Вил Четвёртый оказался слишком подозрителен к старому дворянству Севера и слишком доверчив к словам коварного представителя Юга. Хотя кто мог заподозрить Дарбу Хедеру в коварстве? Даже я, зная всю подоплёку развития грозных событий, до сих пор терзаюсь сомнениями на этот счёт. Иногда я думаю о том, что моему отцу отнюдь не помешали бы качества, присущие правителю Ларса. Дарба был сдержан, вдумчив и умел взвешивать каждое слово. И пусть я повторяюсь, но надо отдать ему должное – он всегда избегал лживой лести, неискренних комплиментов и наигранных восторгов. Но и без этих инструментов влияния южанин умел располагать к себе людей. Когда я задумываюсь над природой его неброского обаяния, то склоняюсь к тому, что Дарба Хедера казался воплощением мудрости и справедливости. В нём чувствовалась внутренняя мужская сила, придававшая вес каждому решению магистрата. А магистрат ко времени моего повествования уже не являлся сословным, но коллегиальным органом управления. Он лишь с полным доверием и готовностью ратифицировал решения господина Хедеры, власть которого всё больше становилась абсолютной.

А Атрей Альбароса и его близкий друг Берг Каван, отец Дэя, всё никак не могли понять, что пришелец с Юга, этот непонятный Плющ, уже представляет значительную опасность.

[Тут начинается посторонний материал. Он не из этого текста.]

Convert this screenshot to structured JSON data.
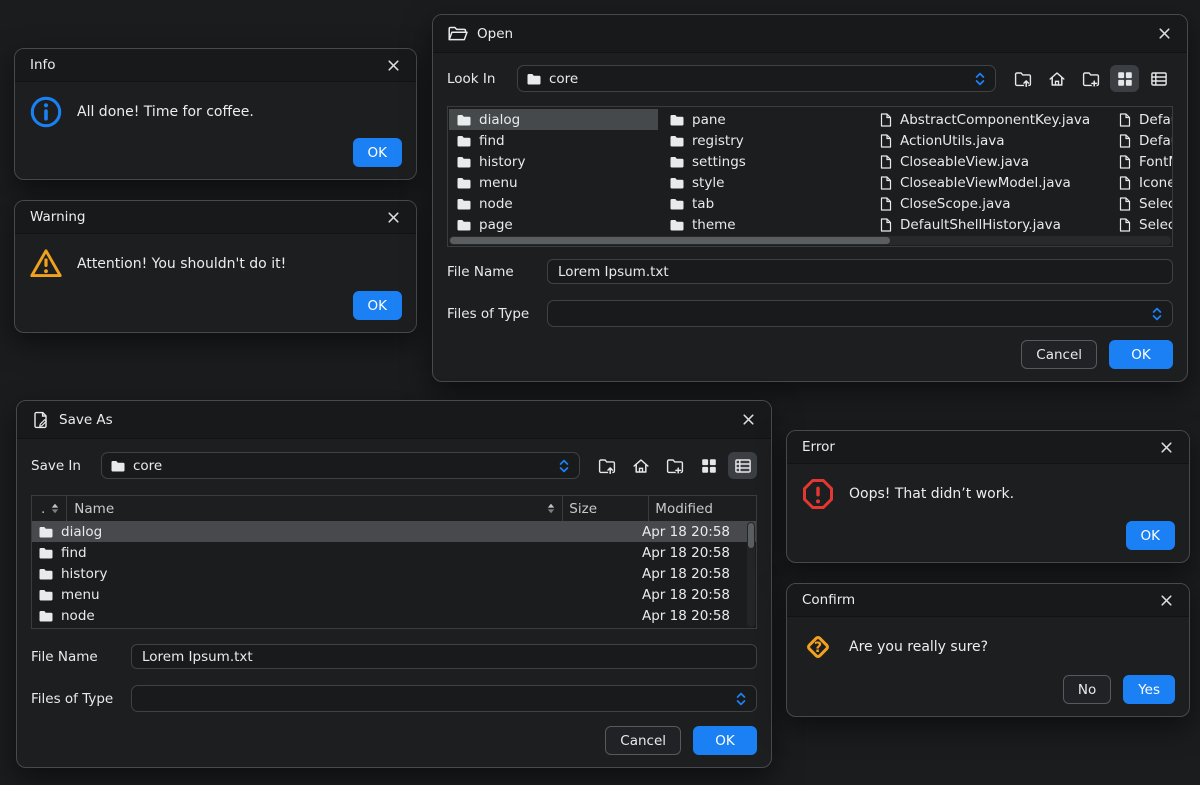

Выезжая на совместную охоту в предгорья Рубуса, как на латинский лад называла местная аристократия главный хребет Ежевичных гор, два друга-северянина вели рискованные разговоры. И не наедине, а в присутствии тех местных недалёких и подлых дворян, кто не только неверно их истолковывал, но и доносил куда следует.

Альбароса и Каван критиковали правителя Магны и нелестно отзывались о его ставленниках. Ими двигали отнюдь не антиправительственные интриги. Старую знать расстраивала непонятная любовь Вила Четвёртого к южному дворянству. Уж они-то, достойные представители Севера, всегда помогали и отцу Вила, и ему самому добиться укрепления северных, западных и восточных границ, тогда как мягкотелые южане то и дело прогибались под ударами степных кочевников.

И ладно бы только это. Никто не забыл, как лет пять назад подлый южанин Лидон сам перешёл на сторону кочевников и возглавил их отряды. Они ударили по Сапире, самому южному степному форпосту Магны. А ведь оттуда было рукой подать до Армалы, которая для Юга то же самое, что Ларс для Севера – крупнейший город южной провинции, центр ремесла, торговли, управления. Надёжная опора Дигердума.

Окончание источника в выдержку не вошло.